Mengutip perlunya stabilitas politik untuk mendorong pembangunan ekonomi, pemerintah Orde Baru
melakukan proyek "depolitisasi" yang ditujukan untuk kelompok-kelompok Muslim. Proyek ini tercermin
dalam kebijakan seperti memaksa partai-partai Islam untuk bergabung menjadi satu partai (1973)
memperkenalkan pernikahan nasional b untuk "menyatukan" pernikahan Indonesia aw (1973),
"mendirikan MUI (Majelis Ulama Majelis Ulama Indonesia Majelis Ulama Indonesia) ) pada tahun 1975
sebagai badan korporatis yang biasa mengeluarkan dekrit agama (fatn) untuk mendukung "kebijakan
pembangunan," menetapkan Penatara Pacasila (Pelatihan Pancasila) sebagai mata pelajaran wajib
dalam kurikulum sekolah (1978), dan melakukan penumpasan berdarah terhadap Muslim "radikal"
kelompok (1976, 1981, 1984) .Kebijakan-kebijakan ini tampaknya telah terbukti berhasil pada akhir
1970-an dan awal 1980-an. Kelompok Islam dan Muslim dihalangi untuk menjadi penantang di arena
politik dan bahkan dibujuk untuk memasukinya.
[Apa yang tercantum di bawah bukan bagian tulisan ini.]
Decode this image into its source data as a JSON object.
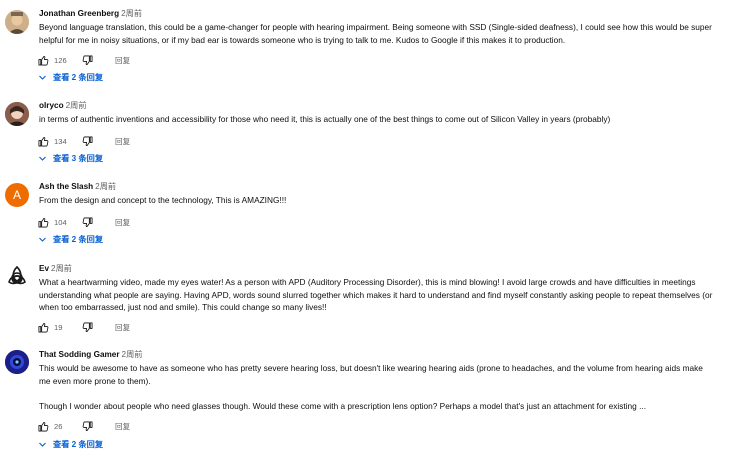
{
  "comments": [
    {
      "author": "Jonathan Greenberg",
      "time": "2周前",
      "paragraphs": [
        "Beyond language translation, this could be a game-changer for people with hearing impairment. Being someone with SSD (Single-sided deafness), I could see how this would be super helpful for me in noisy situations, or if my bad ear is towards someone who is trying to talk to me. Kudos to Google if this makes it to production."
      ],
      "likes": "126",
      "reply": "回复",
      "replies_label": "查看 2 条回复"
    },
    {
      "author": "olryco",
      "time": "2周前",
      "paragraphs": [
        "in terms of authentic inventions and accessibility for those who need it, this is actually one of the best things to come out of Silicon Valley in years (probably)"
      ],
      "likes": "134",
      "reply": "回复",
      "replies_label": "查看 3 条回复"
    },
    {
      "author": "Ash the Slash",
      "time": "2周前",
      "avatar_letter": "A",
      "paragraphs": [
        "From the design and concept to the technology, This is AMAZING!!!"
      ],
      "likes": "104",
      "reply": "回复",
      "replies_label": "查看 2 条回复"
    },
    {
      "author": "Ev",
      "time": "2周前",
      "paragraphs": [
        "What a heartwarming video, made my eyes water!  As a person with APD (Auditory Processing Disorder), this is mind blowing!  I avoid large crowds and have difficulties in meetings understanding what people are saying.  Having APD, words sound slurred together which makes it hard to understand and find myself constantly asking people to repeat themselves (or when too embarrassed, just nod and smile).  This could change so many lives!!"
      ],
      "likes": "19",
      "reply": "回复"
    },
    {
      "author": "That Sodding Gamer",
      "time": "2周前",
      "paragraphs": [
        "This would be awesome to have as someone who has pretty severe hearing loss, but doesn't like wearing hearing aids (prone to headaches, and the volume from hearing aids make me even more prone to them).",
        "Though I wonder about people who need glasses though.  Would these come with a prescription lens option?  Perhaps a model that's just an attachment for existing ..."
      ],
      "likes": "26",
      "reply": "回复",
      "replies_label": "查看 2 条回复"
    }
  ],
  "colors": {
    "text": "#0f0f0f",
    "secondary": "#606060",
    "link": "#065fd4",
    "avatar_ash": "#ef6c00"
  },
  "icons": {
    "like": "thumb-up-icon",
    "dislike": "thumb-down-icon",
    "replies": "chevron-down-icon"
  }
}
Bagi banyak aktivis Muslim, Suharto kebijakan
menandai "jalan buntu" atau Islam Politik. Namun, sebagai respons terhadap pembatasan ini, berbagai
aliran Islam politik mengalir keluar, beberapa di antaranya di bawah tanah, untuk mencari jalan keluar.
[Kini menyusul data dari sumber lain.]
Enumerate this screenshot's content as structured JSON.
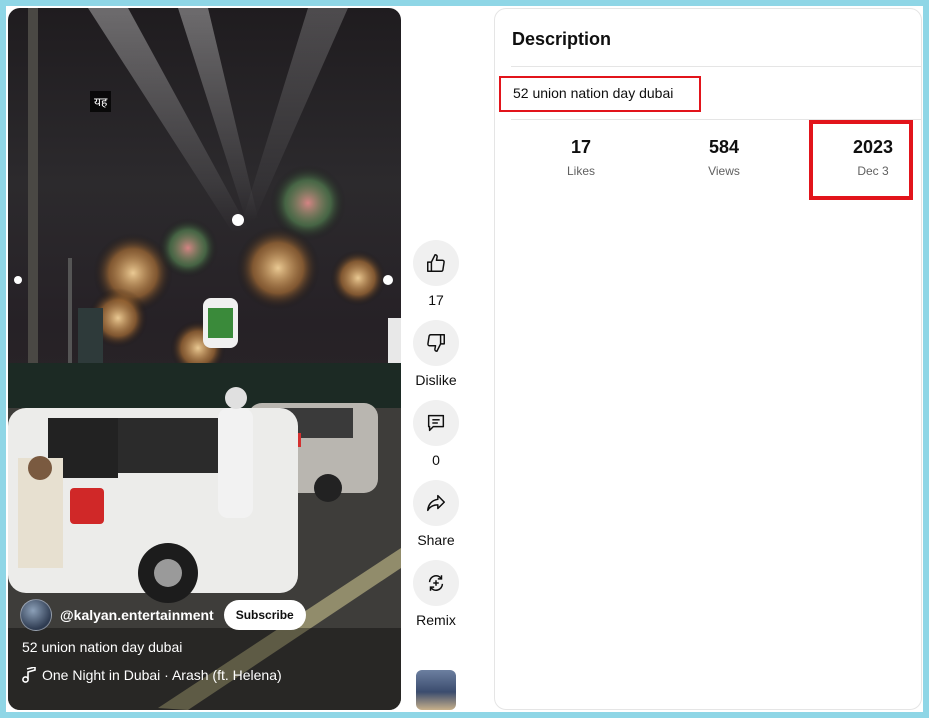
{
  "video": {
    "overlay_tag": "यह",
    "channel": "@kalyan.entertainment",
    "subscribe_label": "Subscribe",
    "title": "52 union nation day dubai",
    "music": "One Night in Dubai · Arash (ft. Helena)"
  },
  "actions": {
    "like_count": "17",
    "dislike_label": "Dislike",
    "comment_count": "0",
    "share_label": "Share",
    "remix_label": "Remix"
  },
  "description_panel": {
    "title": "Description",
    "text": "52 union nation day dubai",
    "stats": [
      {
        "value": "17",
        "label": "Likes"
      },
      {
        "value": "584",
        "label": "Views"
      },
      {
        "value": "2023",
        "label": "Dec 3"
      }
    ]
  },
  "colors": {
    "highlight": "#e2141b",
    "background_border": "#8fd6e6"
  }
}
dan "jalan buntu" ini. Beberapa mengusulkan "merumuskan kembali dasar teologis politik Islam" untuk
menjembatani kesenjangan antara Islam dan negara dan memungkinkan umat Islam untuk memasuki
birokrasi negara. Di antara aktivis ini, banyak yang percaya bahwa Islam harus memainkan peran penting
dalam mengelola masyarakat. Namun, sebagian besar tidak memiliki keberanian atau kekuatan untuk
menantang rezim secara terbuka di arena politik. Mayoritas aktivis Muslim sangat menginginkan
perubahan, tetapi frustrasi, dan berpotensi siap untuk mendukung setiap gerakan yang mencari
perubahan sosial dengan mengambil Islam sebagai inspirasi intinya. Ketika wacana ekonomi Islam
diperkenalkan pada awal 1980-an, mereka dengan cepat menanggapinya. Selama periode ini, sementara
benar bahwa pemerintah tidak menyukai gerakan dan bahkan mengeluarkan beberapa peringatan
kepada para aktivisnya, rezim tidak melihat gerakan ekonomi Islam sebagai ancaman politik yang serius
dan dengan demikian mengerahkan upaya kecil untuk meredamnya. Dengan demikian, gerakan ini
mendapatkan popularitas di kalangan aktivis yang mencari platform miring dari mana mereka dapat
mengadvokasi reformasi sosial tanpa secara langsung memprovokasi pemerintah. Gerakan itu "heroik"
cukup untuk menarik, dan pada saat yang sama juga "cukup" cukup Marginalisasi Ekologi yang
Dipersepsikan oleh Muslim Gerakan ekonomi Islam di Indonesia mendapatkan pendukung di antara
mereka yang merasa bahwa kaum Muslim telah terpinggirkan secara ekonomi. Sementara tidak dari
para pendukung awal memahami teori ekonomi Islam yang diperkenalkan oleh gerakan, beberapa
menemukan bahwa banyak argumen jelas bergema dengan persepsi mereka tentang ekonomi. Pesan
powe adalah bahwa sistem ekonomi saat ini telah secara tidak adil menguntungkan sebagian kecil
masyarakat sementara mengabaikan mayoritas. Bagi banyak simpatisan awal gerakan, dominasi orang
Indonesia Tionghoa dalam perekonomian dipandang sebagai bukti ketidakadilan ini. Terlepas dari
ukuran demografisnya (2,5 persen hingga 4 persen dari populasi Indonesia), mereka menjalankan
ekonomi. Orang Indonesia Tionghoa memiliki 63 dari 200 kelompok bisnis terkemuka di Indonesia
(1989) dan setidaknya 80 persen dari 162 perusahaan yang terdaftar di Bursa Efek Jakarta (1993) "Tentu
saja, dominasi Chnese bukanlah hal baru karena etnis Cina telah mendominasi ekonomi sejak masa
kolonial. Namun, kebijakan Orde Baru dalam mengundang investasi asing telah menguntungkan orang
Indonesia Tionghoa yang lebih siap beradaptasi dengan lingkungan ekonomi baru. dan memiliki lebih
banyak modal. Lebih lanjut, banyak orang Indonesia membenci kenyataan bahwa orang-orang Cina
memperoleh hak istimewa khusus dari pemerintah dengan menjalin aliansi erat dengan para elit politik
Orde Baru, yang melahirkan istilah cukong, yang menandakan hubungan antara orang Cina yang tahu
cara mencari uang) dan pejabat Indonesia (yang memberikan perlindungan dan pengaruh. Koneksi ini
memberi Cina Cina berbagai privile ges: keringanan pajak, pendanaan bank negara, akses ke impor dan
lisensi perdagangan, pengenalan kepada investor asing, dan kebebasan dari pelecehan. Misalnya, usaha
patungan antara Toyota dan William Suryajaya dan antara Matsushita dan Thajeb.